One reason is, journalism is a team sport, in most cases it is collaborative. You need everybody to be on the same page on what our job is. It is a consensus practice. If the consensus becomes a problem, journalists are reluctant to give up their intellectual tools even when they are broken, because they need everybody to operate in the same way. There is the production routine after all, deadlines have to be met. Additionally, journalists get a lot of bad faith criticism from people who are trying to undermine the press. This is why sometimes they get defensive about criticism. Also, there is a cultural thing: journalists are a herd of independent minds, they are people who think alike but also think of themselves as individuals who make their own choices. This is how White House correspondents work: in their minds they are intensely competitive with each other at doing exactly the same thing. But the business prospects for the press are dim if they can’t help solving problems. When it is done properly, you often see in the numbers that people are paying attention and their satisfaction with the product grows. If those metrics show that people are paying attention and they find this kind of journalism more valuable this is a huge thing. 

Do we have to revolutionize journalism education then?

Slowly journalism education is changing. We are now seeing programs that are focused on innovation, teaching people how to become innovators in the newsroom and in these companies. That’s not the way it has been for a long time.
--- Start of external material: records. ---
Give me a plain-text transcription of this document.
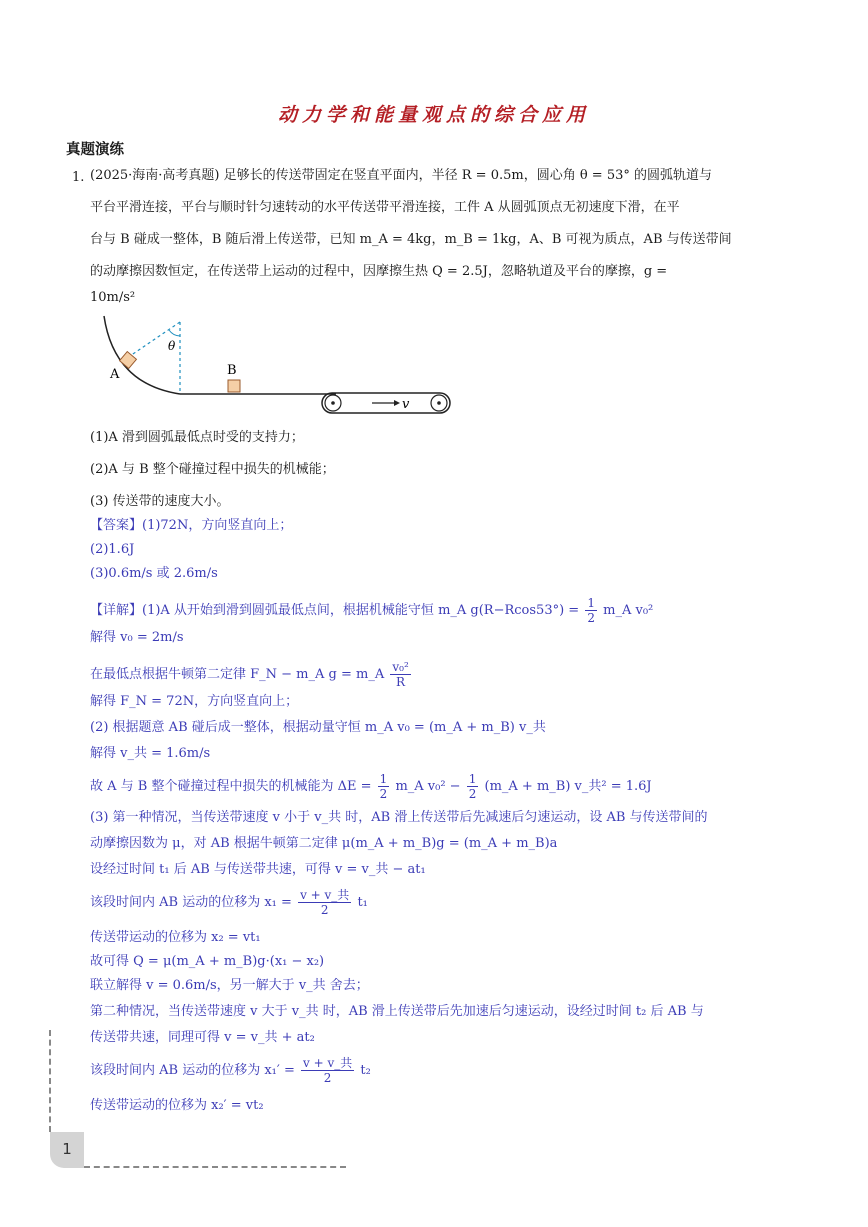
动力学和能量观点的综合应用
真题演练
1. (2025·海南·高考真题) 足够长的传送带固定在竖直平面内，半径 R = 0.5m，圆心角 θ = 53° 的圆弧轨道与
平台平滑连接，平台与顺时针匀速转动的水平传送带平滑连接，工件 A 从圆弧顶点无初速度下滑，在平
台与 B 碰成一整体，B 随后滑上传送带，已知 m_A = 4kg，m_B = 1kg，A、B 可视为质点，AB 与传送带间
的动摩擦因数恒定，在传送带上运动的过程中，因摩擦生热 Q = 2.5J，忽略轨道及平台的摩擦，g =
10m/s²
A
θ
B
v
(1)A 滑到圆弧最低点时受的支持力；
(2)A 与 B 整个碰撞过程中损失的机械能；
(3) 传送带的速度大小。
【答案】(1)72N，方向竖直向上；
(2)1.6J
(3)0.6m/s 或 2.6m/s
【详解】(1)A 从开始到滑到圆弧最低点间，根据机械能守恒 m_A $g(R-Rcos53^\circ) = \frac{1}{2}$ m_A v₀²
解得 v₀ = 2m/s
在最低点根据牛顿第二定律 F_N − m_A g = m_A $\frac{\text{v₀²}}{R}$
解得 F_N = 72N，方向竖直向上；
(2) 根据题意 AB 碰后成一整体，根据动量守恒 m_A v₀ = (m_A + m_B) v_共
解得 v_共 = 1.6m/s
故 A 与 B 整个碰撞过程中损失的机械能为 $\Delta E = \frac{1}{2}$ m_A $v_0^2 - \frac{1}{2}$ (m_A + m_B) v_共² = 1.6J
(3) 第一种情况，当传送带速度 v 小于 v_共 时，AB 滑上传送带后先减速后匀速运动，设 AB 与传送带间的
动摩擦因数为 μ，对 AB 根据牛顿第二定律 μ(m_A + m_B)g = (m_A + m_B)a
设经过时间 t₁ 后 AB 与传送带共速，可得 v = v_共 − at₁
该段时间内 AB 运动的位移为 $x_1 = \frac{\text{v + v\_共}}{2} t_1$
传送带运动的位移为 x₂ = vt₁
故可得 Q = μ(m_A + m_B)g·(x₁ − x₂)
联立解得 v = 0.6m/s，另一解大于 v_共 舍去；
第二种情况，当传送带速度 v 大于 v_共 时，AB 滑上传送带后先加速后匀速运动，设经过时间 t₂ 后 AB 与
传送带共速，同理可得 v = v_共 + at₂
该段时间内 AB 运动的位移为 $x_1' = \frac{\text{v + v\_共}}{2} t_2$
传送带运动的位移为 x₂′ = vt₂
1
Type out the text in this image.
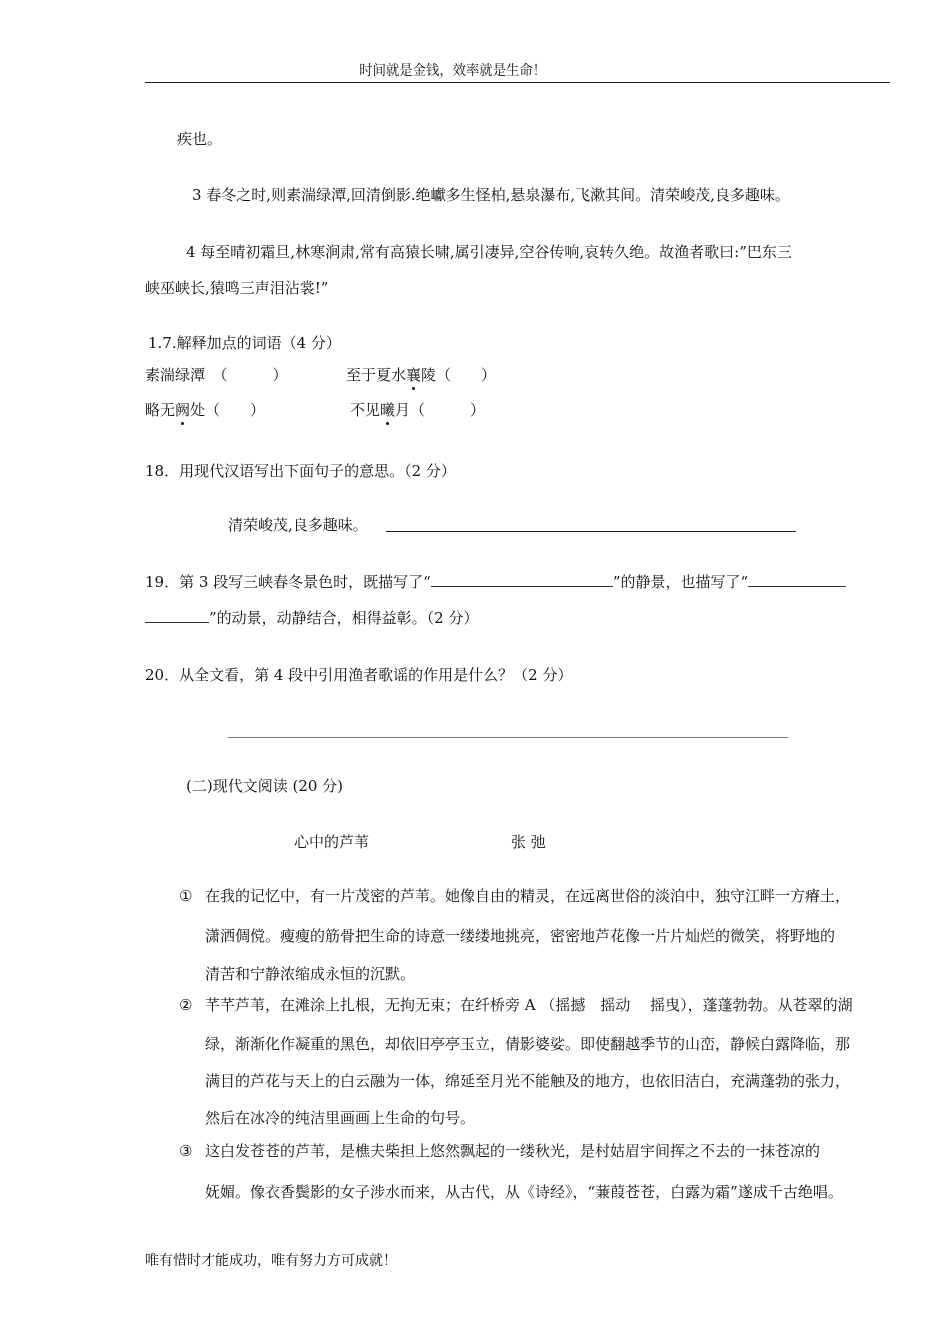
时间就是金钱，效率就是生命！
疾也。
3 春冬之时,则素湍绿潭,回清倒影.绝巘多生怪柏,悬泉瀑布,飞漱其间。清荣峻茂,良多趣味。
4 每至晴初霜旦,林寒涧肃,常有高猿长啸,属引凄异,空谷传响,哀转久绝。故渔者歌曰:”巴东三
峡巫峡长,猿鸣三声泪沾裳!”
1.7.解释加点的词语（4 分）
素湍绿潭　（　　　）	至于夏水襄陵（　　）
略无阙处（　　）	不见曦月（　　　）
18．用现代汉语写出下面句子的意思。（2 分）
清荣峻茂,良多趣味。
19．第 3 段写三峡春冬景色时，既描写了“	”的静景，也描写了“
”的动景，动静结合，相得益彰。（2 分）
20．从全文看，第 4 段中引用渔者歌谣的作用是什么？（2 分）
(二)现代文阅读 (20 分)
心中的芦苇	张 弛
① 在我的记忆中，有一片茂密的芦苇。她像自由的精灵，在远离世俗的淡泊中，独守江畔一方瘠土，
潇洒倜傥。瘦瘦的筋骨把生命的诗意一缕缕地挑亮，密密地芦花像一片片灿烂的微笑，将野地的
清苦和宁静浓缩成永恒的沉默。
② 芊芊芦苇，在滩涂上扎根，无拘无束；在纤桥旁 A （摇撼　摇动　 摇曳），蓬蓬勃勃。从苍翠的湖
绿，渐渐化作凝重的黑色，却依旧亭亭玉立，倩影婆娑。即使翻越季节的山峦，静候白露降临，那
满目的芦花与天上的白云融为一体，绵延至月光不能触及的地方，也依旧洁白，充满蓬勃的张力，
然后在冰冷的纯洁里画画上生命的句号。
③ 这白发苍苍的芦苇，是樵夫柴担上悠然飘起的一缕秋光，是村姑眉宇间挥之不去的一抹苍凉的
妩媚。像衣香鬓影的女子涉水而来，从古代，从《诗经》，“蒹葭苍苍，白露为霜”遂成千古绝唱。
唯有惜时才能成功，唯有努力方可成就！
Journalism schools were usually trailing changes rather than the other way around. It would be a significant change if they led the way. 

Do we also need more executive education?

Leaders of news organisations have to become smarter with a lot of things. There is a lot of pressure around developing the business of news. The news industry had remained remarkably stable and profitable for a very long time. That created a culture that isn’t build for rapid adjustments and changes, it is not exactly agile. That the news industry has to learn from the tech industry. 

Is there anything else the news industry could learn from the tech industry?

Iteration. This is a buzzword, I usually try to avoid those. Because the costs of trying things have fallen immensely in the digital era, you can use iteration. See what works, improve it. Innovation used to be creating a new food section. Now it is about quickly changing your product in response to user data. Incorporating your audience in the production of the news is also a whole new world. Previously the job of the audience was to sit in their seat and consume the news. The job of journalists was, finish your story, job done. Now your job is: how to get it to the people who really need it. That is something you cannot really outsource. In job interviews it used to be that the editors who did the interviewing had all the skills, now they ask the job seekers explicitely about the skills they themselves don’t have.  

So, it is all about figuring out user needs. What are the user needs journalism can and should fulfill?

People do consume news because they want to know what’s going on. They need journalism to know what is true and not true, what they can ignore and not ignore. But also: They want to know, how are we getting out of this mess? They need a reason why to keep paying attention.